Un discorso pesante, concreto, commovente per rivendicare il diritto all’istruzione. «Un bambino, un insegnante, un libro, una penna possono cambiare il mondo. L’istruzione è la sola soluzione». Poi Malala Yousafzai ha consegnato al segretario generale dell’Onu Ban Ki-moon una petizione per il diritto all’istruzione lanciata da lei stessa meno di un mese fa, e che ha raccolto ben quattro milioni di firme. Dopo un lungo applauso, Malala ha parlato con una voce matura: «Io sono la stessa Malala, le mie ambizioni sono le stesse, i miei sogni sono gli stessi. Non odio nessuno. Sono qui per parlare per il diritto all’istruzione. Voglio che anche i figli e le figlie dei talebani siano istruiti e se mi trovassi con una pistola in mano di fronte al talebano che mi ha sparato non lo ucciderei. Questa è la compassione che ho imparato da Maometto, da Gesù Cristo e da Buddha, da Martin Luther King, da Nelson Mandela e da Mohammed Ali Jinnah”. Ha iniziato il suo discorso, «nel nome di Dio», e più tardi ha sottolineato che il vero Islam non è quello dei talebani: «il loro Dio è una piccola parte conservatrice che manda le donne all’inferno se studiano, loro usano l’Islam per i propri obiettivi personali». Ha sottolineato il diritto delle donne all’istruzione: «Non chiedo agli uomini di lottare per loro, ma dico alle mie sorelle di essere coraggiose, di combattere per se stesse». Ha chiesto ai leader mondiali di cambiare la propria politica, in favore della pace e della tolleranza. Gli estremisti, ha spiegato, dovunque nel mondo «hanno paura dei libri e delle penne, hanno paura della forza delle voci delle donne. Questa è la ragione per cui quattordici studentesse sono state uccise a Quetta e alcune  insegnanti nel nord del Pakistan». Mentre la mamma di Malala piangeva in prima fila, accanto al marito e ai figli, le centinaia di ragazzi venuti ad ascoltarla da ottanta Paesi del mondo, hanno cantato per lei “Happy Birthday”. Malala però dice da mesi che questa sua “seconda vita” dopo l’attentato è dedicata agli altri. «Ricordate una cosa, questo Malala Day non è il mio giorno. Oggi è un giorno dedicato a ogni donna, a ogni bambino, a ogni ragazza che ha alzato la voce per difendere i suoi diritti. Ci sono centinaia di attivisti sociali che non solo parlano ma combattono per la pace, l’istruzione, l’uguaglianza. Molti danno la vita, moltissimi sono stati feriti. Io sono soltanto una di loro».

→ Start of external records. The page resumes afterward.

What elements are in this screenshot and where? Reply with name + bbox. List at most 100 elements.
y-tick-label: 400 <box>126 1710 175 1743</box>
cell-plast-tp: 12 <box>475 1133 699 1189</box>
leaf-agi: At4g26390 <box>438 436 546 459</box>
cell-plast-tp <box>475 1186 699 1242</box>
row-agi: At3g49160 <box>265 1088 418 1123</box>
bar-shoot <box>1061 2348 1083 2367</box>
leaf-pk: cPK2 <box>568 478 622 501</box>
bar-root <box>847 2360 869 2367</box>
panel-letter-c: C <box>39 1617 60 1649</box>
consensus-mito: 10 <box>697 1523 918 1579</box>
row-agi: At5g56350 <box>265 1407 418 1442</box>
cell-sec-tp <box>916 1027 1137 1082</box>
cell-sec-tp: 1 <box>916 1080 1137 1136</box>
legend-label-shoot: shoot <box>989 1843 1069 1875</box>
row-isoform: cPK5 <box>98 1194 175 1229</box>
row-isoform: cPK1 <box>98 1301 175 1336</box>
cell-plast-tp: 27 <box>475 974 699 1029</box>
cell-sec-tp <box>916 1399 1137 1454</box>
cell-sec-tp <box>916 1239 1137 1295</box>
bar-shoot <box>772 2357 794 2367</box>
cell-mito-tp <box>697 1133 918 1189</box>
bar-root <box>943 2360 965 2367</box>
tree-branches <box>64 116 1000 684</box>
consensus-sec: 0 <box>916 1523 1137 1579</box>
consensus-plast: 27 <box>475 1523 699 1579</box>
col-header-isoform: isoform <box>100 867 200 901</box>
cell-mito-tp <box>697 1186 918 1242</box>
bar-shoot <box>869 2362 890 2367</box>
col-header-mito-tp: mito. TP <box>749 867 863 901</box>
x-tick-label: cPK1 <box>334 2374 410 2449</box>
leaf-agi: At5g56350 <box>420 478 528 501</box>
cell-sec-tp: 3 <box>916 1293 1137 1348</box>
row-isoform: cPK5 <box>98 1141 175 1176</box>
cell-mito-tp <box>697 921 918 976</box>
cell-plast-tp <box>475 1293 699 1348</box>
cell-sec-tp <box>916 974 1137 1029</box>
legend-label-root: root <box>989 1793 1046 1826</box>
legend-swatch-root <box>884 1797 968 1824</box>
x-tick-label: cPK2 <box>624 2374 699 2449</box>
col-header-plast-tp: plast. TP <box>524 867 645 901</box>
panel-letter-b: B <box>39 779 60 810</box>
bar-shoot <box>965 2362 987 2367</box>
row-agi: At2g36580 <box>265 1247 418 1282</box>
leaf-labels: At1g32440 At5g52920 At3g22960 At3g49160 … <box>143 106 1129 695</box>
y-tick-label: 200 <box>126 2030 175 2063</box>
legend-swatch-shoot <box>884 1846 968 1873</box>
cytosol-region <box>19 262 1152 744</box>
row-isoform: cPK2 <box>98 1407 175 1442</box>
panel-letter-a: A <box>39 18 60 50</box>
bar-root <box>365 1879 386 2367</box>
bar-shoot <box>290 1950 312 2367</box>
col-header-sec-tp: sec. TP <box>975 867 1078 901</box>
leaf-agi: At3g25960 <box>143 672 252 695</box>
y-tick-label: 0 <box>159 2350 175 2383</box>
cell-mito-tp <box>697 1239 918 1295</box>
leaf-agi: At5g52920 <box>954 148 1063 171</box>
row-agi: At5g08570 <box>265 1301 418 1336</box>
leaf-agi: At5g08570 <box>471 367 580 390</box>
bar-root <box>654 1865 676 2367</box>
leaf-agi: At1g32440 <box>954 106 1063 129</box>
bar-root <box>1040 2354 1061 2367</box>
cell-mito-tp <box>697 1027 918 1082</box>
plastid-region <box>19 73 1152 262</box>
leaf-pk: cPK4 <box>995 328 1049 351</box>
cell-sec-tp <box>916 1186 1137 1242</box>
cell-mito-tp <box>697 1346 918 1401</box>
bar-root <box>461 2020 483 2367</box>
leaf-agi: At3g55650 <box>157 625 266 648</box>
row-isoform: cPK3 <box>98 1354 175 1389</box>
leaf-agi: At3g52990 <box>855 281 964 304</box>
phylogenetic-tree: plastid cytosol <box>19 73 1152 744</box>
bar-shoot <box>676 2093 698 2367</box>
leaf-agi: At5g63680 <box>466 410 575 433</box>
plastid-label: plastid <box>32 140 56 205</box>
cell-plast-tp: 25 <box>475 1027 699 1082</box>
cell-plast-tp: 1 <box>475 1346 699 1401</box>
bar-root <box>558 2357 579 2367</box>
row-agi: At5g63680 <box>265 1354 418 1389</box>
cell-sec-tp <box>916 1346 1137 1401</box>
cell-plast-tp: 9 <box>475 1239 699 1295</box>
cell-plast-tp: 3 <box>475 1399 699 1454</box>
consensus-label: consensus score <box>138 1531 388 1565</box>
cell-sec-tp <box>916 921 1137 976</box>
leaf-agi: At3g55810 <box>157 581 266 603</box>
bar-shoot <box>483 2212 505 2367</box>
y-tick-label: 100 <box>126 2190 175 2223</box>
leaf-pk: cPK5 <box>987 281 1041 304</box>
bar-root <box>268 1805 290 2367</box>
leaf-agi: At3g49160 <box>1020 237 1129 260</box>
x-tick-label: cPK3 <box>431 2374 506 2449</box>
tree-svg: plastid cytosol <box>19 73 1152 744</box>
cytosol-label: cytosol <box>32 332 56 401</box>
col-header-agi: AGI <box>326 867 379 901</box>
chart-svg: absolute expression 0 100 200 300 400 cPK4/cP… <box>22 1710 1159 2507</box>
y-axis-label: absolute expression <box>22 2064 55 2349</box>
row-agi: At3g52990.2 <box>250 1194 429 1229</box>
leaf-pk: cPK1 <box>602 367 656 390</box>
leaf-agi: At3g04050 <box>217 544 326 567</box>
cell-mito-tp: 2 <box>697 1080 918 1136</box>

In un rapporto pubblicato oggi, in occasione del Malala Day, da Unesco e Save the Children, si legge che  nel mondo circa 50 milioni di bambini, dai 5 ai 15 anni, non vanno a scuola perché colpiti dagli scontri o arruolati nei corpi armati. “Noi siamo stanchi delle guerre”, ha urlato Malala davanti ai grandi del mondo. Forse, grazie a questa giovane pakistana coraggiosa, qualcosa d’ora in poi cambierà.        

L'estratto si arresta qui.